Carl Devos

Le CD&V plus menaçant que le PS pour le gouvernement

Carl Devos Politologue à l'Université de Gand

Michel Ier n’a pas grand-chose à craindre de ses ennemis externes car le plus grand danger provient de son gouvernement. Non pas du côté de la N-VA, mais du CD&V.

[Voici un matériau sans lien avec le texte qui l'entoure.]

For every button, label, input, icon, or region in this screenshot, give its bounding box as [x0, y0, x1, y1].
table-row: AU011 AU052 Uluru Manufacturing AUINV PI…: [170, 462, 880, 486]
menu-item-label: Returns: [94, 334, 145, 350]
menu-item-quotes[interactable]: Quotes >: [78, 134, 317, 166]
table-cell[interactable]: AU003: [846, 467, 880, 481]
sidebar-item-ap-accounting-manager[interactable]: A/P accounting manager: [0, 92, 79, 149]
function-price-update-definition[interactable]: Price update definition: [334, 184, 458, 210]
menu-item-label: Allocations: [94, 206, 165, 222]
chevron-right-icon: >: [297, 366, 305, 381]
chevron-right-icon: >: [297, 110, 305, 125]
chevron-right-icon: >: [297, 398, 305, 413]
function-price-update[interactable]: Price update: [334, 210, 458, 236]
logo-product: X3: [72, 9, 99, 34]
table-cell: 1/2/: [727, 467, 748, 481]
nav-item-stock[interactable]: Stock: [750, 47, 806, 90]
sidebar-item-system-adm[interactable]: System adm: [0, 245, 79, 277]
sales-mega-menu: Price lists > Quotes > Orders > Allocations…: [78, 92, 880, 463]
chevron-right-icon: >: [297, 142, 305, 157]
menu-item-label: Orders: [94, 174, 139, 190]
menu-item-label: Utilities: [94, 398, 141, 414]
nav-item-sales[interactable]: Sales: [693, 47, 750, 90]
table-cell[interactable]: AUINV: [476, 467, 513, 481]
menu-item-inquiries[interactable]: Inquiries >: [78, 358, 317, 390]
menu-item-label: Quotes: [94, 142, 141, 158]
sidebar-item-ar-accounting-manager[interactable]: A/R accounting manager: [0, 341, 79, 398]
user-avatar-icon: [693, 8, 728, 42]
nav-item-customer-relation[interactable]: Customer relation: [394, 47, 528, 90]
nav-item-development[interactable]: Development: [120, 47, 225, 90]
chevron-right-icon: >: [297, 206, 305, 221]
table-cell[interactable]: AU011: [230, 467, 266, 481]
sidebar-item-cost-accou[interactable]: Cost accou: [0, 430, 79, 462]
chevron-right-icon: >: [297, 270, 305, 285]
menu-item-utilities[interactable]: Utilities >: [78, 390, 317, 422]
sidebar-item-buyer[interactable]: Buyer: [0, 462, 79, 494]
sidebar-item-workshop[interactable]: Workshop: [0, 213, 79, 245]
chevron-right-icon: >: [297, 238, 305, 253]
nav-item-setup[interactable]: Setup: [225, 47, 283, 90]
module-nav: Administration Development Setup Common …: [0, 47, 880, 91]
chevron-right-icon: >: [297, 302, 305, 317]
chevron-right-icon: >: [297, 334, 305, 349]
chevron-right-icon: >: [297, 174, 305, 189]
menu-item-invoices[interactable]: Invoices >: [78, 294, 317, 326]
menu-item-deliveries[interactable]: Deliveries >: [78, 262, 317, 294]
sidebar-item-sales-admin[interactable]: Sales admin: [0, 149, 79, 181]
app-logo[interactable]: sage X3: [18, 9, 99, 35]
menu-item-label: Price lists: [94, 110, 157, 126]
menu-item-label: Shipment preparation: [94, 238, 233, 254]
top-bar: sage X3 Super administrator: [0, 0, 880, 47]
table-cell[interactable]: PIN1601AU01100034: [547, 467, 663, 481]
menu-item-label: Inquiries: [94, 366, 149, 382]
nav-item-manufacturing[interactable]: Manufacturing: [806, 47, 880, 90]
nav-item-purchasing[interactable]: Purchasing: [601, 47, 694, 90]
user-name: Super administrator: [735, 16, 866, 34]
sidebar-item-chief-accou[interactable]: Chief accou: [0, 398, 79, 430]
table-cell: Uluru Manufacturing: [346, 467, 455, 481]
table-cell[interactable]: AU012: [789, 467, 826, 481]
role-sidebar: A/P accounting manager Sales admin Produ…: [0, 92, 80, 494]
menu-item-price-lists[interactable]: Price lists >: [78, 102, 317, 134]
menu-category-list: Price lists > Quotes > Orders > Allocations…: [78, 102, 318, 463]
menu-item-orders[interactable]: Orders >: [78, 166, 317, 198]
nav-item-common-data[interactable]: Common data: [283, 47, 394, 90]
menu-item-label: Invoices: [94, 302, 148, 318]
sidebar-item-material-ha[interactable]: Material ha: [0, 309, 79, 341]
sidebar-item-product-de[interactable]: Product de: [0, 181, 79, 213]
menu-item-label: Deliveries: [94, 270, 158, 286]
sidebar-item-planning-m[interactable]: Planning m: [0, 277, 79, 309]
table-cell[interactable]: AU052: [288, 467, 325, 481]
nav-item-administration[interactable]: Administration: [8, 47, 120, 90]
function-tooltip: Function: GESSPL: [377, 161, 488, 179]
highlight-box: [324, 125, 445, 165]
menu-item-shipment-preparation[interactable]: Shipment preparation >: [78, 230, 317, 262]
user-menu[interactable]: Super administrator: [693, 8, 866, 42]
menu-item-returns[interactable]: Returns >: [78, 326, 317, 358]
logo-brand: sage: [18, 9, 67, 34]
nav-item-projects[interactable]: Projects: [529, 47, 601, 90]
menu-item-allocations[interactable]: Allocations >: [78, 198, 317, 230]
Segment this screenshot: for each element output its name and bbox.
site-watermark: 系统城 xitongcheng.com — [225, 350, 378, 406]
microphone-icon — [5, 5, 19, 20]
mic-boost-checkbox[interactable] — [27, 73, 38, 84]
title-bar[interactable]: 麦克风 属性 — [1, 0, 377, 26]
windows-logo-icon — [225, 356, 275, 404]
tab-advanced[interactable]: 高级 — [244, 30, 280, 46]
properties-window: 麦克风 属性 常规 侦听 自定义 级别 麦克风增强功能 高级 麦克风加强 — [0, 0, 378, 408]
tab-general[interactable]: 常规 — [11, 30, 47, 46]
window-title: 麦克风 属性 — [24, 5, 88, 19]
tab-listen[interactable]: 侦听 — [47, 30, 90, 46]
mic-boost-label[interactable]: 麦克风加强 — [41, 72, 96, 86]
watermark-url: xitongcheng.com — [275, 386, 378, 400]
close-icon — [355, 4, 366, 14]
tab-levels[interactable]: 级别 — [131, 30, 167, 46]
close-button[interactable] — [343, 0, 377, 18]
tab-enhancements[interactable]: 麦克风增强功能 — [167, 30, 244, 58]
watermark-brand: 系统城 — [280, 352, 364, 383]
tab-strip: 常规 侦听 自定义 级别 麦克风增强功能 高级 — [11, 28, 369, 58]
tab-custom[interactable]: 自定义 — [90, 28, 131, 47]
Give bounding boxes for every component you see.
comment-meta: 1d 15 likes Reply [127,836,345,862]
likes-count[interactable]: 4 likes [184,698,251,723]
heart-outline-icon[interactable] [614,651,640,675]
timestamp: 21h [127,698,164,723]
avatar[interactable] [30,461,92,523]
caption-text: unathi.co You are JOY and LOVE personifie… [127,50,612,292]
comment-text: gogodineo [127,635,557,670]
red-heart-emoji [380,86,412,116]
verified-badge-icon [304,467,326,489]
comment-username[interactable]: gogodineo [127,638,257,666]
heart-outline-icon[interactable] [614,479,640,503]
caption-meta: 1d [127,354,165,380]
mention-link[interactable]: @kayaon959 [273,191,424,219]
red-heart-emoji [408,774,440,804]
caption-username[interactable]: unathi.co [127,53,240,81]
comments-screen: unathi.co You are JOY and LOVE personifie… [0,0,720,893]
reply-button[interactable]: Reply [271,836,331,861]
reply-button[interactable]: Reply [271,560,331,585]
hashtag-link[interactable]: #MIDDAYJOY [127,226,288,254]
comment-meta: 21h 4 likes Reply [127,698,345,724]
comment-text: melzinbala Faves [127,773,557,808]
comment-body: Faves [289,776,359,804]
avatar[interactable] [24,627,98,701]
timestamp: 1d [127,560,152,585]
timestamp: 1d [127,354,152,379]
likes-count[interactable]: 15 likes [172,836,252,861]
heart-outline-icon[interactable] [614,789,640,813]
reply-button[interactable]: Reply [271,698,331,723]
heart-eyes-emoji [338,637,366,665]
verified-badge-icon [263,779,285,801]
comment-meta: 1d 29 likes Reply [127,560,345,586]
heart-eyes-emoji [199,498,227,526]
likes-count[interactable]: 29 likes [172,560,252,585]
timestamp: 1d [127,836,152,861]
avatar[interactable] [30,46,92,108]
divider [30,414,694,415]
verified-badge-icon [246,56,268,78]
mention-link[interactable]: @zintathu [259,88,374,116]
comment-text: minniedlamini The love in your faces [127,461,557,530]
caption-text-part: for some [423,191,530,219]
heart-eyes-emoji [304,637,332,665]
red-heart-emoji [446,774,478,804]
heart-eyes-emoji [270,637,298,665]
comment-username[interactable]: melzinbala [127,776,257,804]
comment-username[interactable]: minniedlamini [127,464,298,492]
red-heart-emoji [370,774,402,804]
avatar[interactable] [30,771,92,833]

Quant au PS, il n’a toujours pas trouvé ses marques dans l’opposition. On commence à se rendre compte que l’ancien Premier ministre Elio Di Rupo n’était pas le meilleur choix comme chef de l’opposition. Il reste le visage d’un gouvernement contre lequel de nombreux francophones de gauche se sont élevés, ce qui a coûté cher au PS le 25 mai 2014. A présent, Di Rupo doit dénoncer certaines de ses décisions en se retranchant derrière un prétendu diktat des libéraux. Il manque de crédibilité et s’érige en compagnon d’infortune de Syriza, un titre qui, en Belgique francophone, revient au seul PTB. Mais d’autres ténors socialistes dérapent : après que Laurette Onkelinx a entendu « le bruit des bottes » lors de l’avènement de la suédoise, c’est Rudi Vervoort, ministre-président bruxellois, qui s’est fourvoyé en osant une comparaison entre le nazisme et la mesure de déchéance de la nationalité envisagée pour certains jeunes qui s’engagent dans le djihad. Le PS ne sait pas non plus quelle attitude adopter dans le débat sur la lutte contre le terrorisme.

Bref, les socialistes francophones ne représentent pas une grande menace pour Charles Michel. Pas plus que le CDH, qui s’est transformé en une succursale de la gauche. Non : le plus grand danger pour le MR se situe en Flandre. Et il est provoqué par la bataille qui y oppose N-VA, CD&V et Open VLD.

Le CDu0026V s’érige en conscience sociale du gouvernement Michel, ce qui sous-entend que les autres ne le sont pas

Cette situation peut s’expliquer de différentes façons. Par des motifs futiles, tels que des frustrations individuelles, un choc de personnalités ou une méfiance héritée du passé. Ou par des motifs plus importants tels que des différences idéologiques où le CD&V se retrouve le plus exposé aux critiques émises par la gauche. Si les problèmes qui agitent l’équipe Michel ne peuvent pas tous être attribués aux caprices du CD&V, ce parti n’en est pas moins à l’origine de la plupart des tensions internes. Il craint en effet de se retrouver coincé entre toutes ces fortes têtes libérales et conservatrices de centre-droit. Il veut dès lors se profiler clairement : il s’érige en conscience sociale du gouvernement, ce qui sous-entend que les autres ne le sont pas, ou beaucoup moins. Par conséquent, il provoque ouvertement ses partenaires de la coalition : il veut relier le tax shift au contrôle budgétaire, il n’a rien contre le déficit et refuse toute nouvelle mesure d’économie, ce qui hérisse les libéraux. Il clame à qui veut l’entendre qu’il ne reste plus grand-chose de cette « force du changement » chère à la N-VA parce qu’à l’en croire, il assure bel et bien la continuité. Il appelle sa base à critiquer, via les réseaux sociaux, les décisions de la suédoise (comme la présence des militaires dans la rue) qu’il a lui-même approuvées. Crûment dit : il mène l’opposition au sein de la majorité. Au grand dam de tous les autres partenaires.

Pourquoi ? Parce que la lutte sur le vaste flanc du centre-droit flamand ne s’est pas arrêtée au lendemain du 25 mai. Au contraire : tous les concurrents se retrouvent désormais au sein d’un même attelage. Lors des élections de l’an dernier, un très grand glissement électoral s’est opéré entre la N-VA, le CD&V et l’Open VLD. Sans vainqueur. A présent, cette lutte se poursuit au sein de l’équipe fédérale.

Apparemment, les têtes pensantes du CD&V estiment qu’une opposition au sein de la majorité peut servir leur cause. Le Premier ministre doit du coup intervenir et rappeler à l’ordre, une nouvelle fois, les Flamands de sa majorité. En particulier le CD&V. Et, surtout, son vice-Premier, Kris Peeters. Puisque celui-ci le menace davantage que le PS.